As opposed to a physical wallet, you can install malicious applications on your phone. Yes, Apple’s store system prevents such applications from appearing, but you can be sure that hackers will be sufficiently motivated to game it the moment they realize there is a large financial gain involved in doing so (especially in a user base that is complacent about security in general).

All of the above arguments are just the preamble to a much larger point: Despite the decline of Apple’s iOS’ popularity, it still maintains a hold of over a third of the entire smartphone market. Making something that could infect phones within a pool of a third of all of those in existence presents a powerful motivation for hackers. At the very least, it would be much more likely for someone to want to infect iOS devices than those running Windows Phone (which has control of just above two percent of the smartphone market).

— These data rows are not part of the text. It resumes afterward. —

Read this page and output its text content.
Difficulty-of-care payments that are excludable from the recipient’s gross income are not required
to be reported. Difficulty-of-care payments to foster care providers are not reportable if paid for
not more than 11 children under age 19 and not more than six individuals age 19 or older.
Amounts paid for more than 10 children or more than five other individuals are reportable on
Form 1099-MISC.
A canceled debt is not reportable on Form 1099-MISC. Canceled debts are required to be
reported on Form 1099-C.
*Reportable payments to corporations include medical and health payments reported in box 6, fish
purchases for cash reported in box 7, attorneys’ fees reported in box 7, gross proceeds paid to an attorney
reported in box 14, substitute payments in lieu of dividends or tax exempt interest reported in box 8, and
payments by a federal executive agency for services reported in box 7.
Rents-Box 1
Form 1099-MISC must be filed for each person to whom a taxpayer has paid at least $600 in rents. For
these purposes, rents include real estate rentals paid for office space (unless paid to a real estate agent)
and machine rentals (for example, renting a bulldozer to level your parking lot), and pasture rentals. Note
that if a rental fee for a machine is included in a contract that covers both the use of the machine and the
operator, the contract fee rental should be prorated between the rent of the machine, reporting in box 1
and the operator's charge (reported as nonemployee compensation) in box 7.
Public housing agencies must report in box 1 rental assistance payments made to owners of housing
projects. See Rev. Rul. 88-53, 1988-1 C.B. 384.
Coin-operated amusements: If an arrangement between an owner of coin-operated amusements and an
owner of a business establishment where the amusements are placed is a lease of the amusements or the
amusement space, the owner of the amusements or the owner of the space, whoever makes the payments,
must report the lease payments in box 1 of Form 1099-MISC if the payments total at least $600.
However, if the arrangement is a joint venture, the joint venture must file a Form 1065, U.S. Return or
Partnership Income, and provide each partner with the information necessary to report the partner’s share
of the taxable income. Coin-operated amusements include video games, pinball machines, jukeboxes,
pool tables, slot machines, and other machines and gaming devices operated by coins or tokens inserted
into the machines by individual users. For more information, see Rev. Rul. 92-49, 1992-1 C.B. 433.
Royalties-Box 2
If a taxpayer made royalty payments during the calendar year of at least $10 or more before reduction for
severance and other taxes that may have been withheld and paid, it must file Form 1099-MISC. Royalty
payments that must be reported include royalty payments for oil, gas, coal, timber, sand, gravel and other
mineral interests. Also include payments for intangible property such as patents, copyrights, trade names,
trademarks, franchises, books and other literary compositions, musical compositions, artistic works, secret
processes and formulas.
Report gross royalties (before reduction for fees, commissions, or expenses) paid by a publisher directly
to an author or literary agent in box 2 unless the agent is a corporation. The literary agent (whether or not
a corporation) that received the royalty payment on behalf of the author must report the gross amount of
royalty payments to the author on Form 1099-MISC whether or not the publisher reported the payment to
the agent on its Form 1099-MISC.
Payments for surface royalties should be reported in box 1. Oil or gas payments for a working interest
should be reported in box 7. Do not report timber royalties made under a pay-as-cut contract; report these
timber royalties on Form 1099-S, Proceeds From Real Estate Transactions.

In the end, there is no short supply of enterprising hackers that will take the challenge if it means that the reward is the ability to siphon money from the phones of people who install their software. This notion sounds exciting to hackers that are motivated, and there’s no question that they will make an uncompromising effort to turn this into a reality.

To prevent this from happening to you, you’re going to have to start making the same amount of effort that users on other operating systems must do to keep themselves safe, and look closely at what permissions applications request before you install them. Do not install anything from an unknown or untrustworthy developer that wants access to things that the application doesn’t necessarily need.